Oldfeltia

Scientific classification
- Kingdom: Plantae
- Clade: Tracheophytes
- Clade: Angiosperms
- Clade: Eudicots
- Clade: Asterids
- Order: Asterales
- Family: Asteraceae
- Subfamily: Asteroideae
- Tribe: Senecioneae
- Genus: Oldfeltia B.Nord. & Lundin
- Species: O. polyphlebia
- Binomial name: Oldfeltia polyphlebia (Griseb.) B.Nord. & Lundin
- Synonyms: Pentacalia polyphlebia (Griseb.) Borhidi ; Senecio polyphlebius Griseb. ;

= Oldfeltia =

- Genus: Oldfeltia
- Species: polyphlebia
- Authority: (Griseb.) B.Nord. & Lundin
- Parent authority: B.Nord. & Lundin

Species of flowering plant

Oldfeltia is a genus of flowering plants belonging to the family Asteraceae.
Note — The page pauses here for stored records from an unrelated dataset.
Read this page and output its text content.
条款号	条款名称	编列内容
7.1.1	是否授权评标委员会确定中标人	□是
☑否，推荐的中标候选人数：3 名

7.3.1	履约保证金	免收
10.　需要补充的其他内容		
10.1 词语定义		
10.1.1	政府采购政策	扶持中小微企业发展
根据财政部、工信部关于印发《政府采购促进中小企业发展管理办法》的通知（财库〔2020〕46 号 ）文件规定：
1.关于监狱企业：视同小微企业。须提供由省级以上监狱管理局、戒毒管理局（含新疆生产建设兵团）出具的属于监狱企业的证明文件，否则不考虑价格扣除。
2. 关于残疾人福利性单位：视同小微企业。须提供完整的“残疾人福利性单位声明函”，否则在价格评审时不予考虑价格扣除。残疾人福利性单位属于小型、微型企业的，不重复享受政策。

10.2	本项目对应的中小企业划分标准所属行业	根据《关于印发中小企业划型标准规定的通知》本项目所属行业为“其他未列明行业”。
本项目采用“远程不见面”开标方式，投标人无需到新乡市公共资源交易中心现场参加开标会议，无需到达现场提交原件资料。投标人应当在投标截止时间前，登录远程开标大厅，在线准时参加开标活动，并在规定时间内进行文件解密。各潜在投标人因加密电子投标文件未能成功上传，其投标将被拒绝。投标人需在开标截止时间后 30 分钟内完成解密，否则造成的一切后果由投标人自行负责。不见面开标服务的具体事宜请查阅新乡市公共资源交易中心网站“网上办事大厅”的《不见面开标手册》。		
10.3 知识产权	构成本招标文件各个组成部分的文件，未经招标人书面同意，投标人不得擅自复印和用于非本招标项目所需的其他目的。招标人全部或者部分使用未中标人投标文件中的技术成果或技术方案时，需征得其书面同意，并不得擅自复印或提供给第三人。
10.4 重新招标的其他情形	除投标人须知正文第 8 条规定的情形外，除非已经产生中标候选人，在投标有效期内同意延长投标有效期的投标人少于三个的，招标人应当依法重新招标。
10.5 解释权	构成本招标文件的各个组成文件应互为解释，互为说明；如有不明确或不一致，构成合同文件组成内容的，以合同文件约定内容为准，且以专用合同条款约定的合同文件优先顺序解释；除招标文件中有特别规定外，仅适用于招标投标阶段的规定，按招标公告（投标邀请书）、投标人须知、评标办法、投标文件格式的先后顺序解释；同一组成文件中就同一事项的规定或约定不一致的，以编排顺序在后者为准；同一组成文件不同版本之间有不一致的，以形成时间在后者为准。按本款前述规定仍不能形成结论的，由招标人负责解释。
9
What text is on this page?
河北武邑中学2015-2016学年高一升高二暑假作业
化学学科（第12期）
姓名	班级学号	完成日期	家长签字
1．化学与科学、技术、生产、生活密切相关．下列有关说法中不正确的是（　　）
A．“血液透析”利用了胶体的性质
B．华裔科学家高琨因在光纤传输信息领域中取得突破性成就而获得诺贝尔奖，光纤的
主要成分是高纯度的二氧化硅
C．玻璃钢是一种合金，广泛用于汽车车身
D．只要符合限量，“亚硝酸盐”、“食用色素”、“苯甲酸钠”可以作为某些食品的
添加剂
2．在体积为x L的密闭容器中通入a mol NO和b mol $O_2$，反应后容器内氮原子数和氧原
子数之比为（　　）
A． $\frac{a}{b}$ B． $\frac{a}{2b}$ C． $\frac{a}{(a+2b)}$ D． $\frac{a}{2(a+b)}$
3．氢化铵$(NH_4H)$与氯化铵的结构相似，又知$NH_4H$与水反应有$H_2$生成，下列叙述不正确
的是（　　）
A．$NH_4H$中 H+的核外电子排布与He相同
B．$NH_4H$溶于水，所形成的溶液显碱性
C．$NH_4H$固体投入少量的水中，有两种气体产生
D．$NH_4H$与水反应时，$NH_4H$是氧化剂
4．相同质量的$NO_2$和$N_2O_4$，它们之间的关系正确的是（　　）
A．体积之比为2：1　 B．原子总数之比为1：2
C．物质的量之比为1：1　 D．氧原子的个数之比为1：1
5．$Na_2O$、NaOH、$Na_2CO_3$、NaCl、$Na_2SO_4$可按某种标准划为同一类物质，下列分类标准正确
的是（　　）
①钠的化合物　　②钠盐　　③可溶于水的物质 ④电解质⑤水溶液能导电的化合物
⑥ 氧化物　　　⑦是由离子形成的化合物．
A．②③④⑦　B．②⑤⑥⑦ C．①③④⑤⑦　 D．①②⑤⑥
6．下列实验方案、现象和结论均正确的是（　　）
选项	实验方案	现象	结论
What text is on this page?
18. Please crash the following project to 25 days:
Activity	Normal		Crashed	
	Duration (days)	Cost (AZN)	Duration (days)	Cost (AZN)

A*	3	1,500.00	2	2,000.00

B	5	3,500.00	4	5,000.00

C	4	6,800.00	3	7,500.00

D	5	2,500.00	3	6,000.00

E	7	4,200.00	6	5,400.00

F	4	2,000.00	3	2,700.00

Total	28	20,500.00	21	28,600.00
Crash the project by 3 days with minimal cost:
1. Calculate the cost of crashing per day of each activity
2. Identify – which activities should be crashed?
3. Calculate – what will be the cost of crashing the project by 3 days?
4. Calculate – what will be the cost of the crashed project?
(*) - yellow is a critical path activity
It contains only one known species, Oldfeltia polyphlebia.

It is native to Cuba.

The genus name of Oldfeltia is in honour of Karin Oldfelt Hjertonsson (b. 1940), a Swedish artist who collaborated with the author Bertil Nordenstam. Hjertonsson was the Swedish ambassador to Cuba for several years. The Latin specific epithet of polyphlebia is a portmanteau word, 'poly-' is derived from Greek πολύς (polús) meaning many or much, and '-phlebia' means "veins". Both the genus and species were first described and published in Compositae Newslett. Vol. 38 on pages 66–67 in 2002.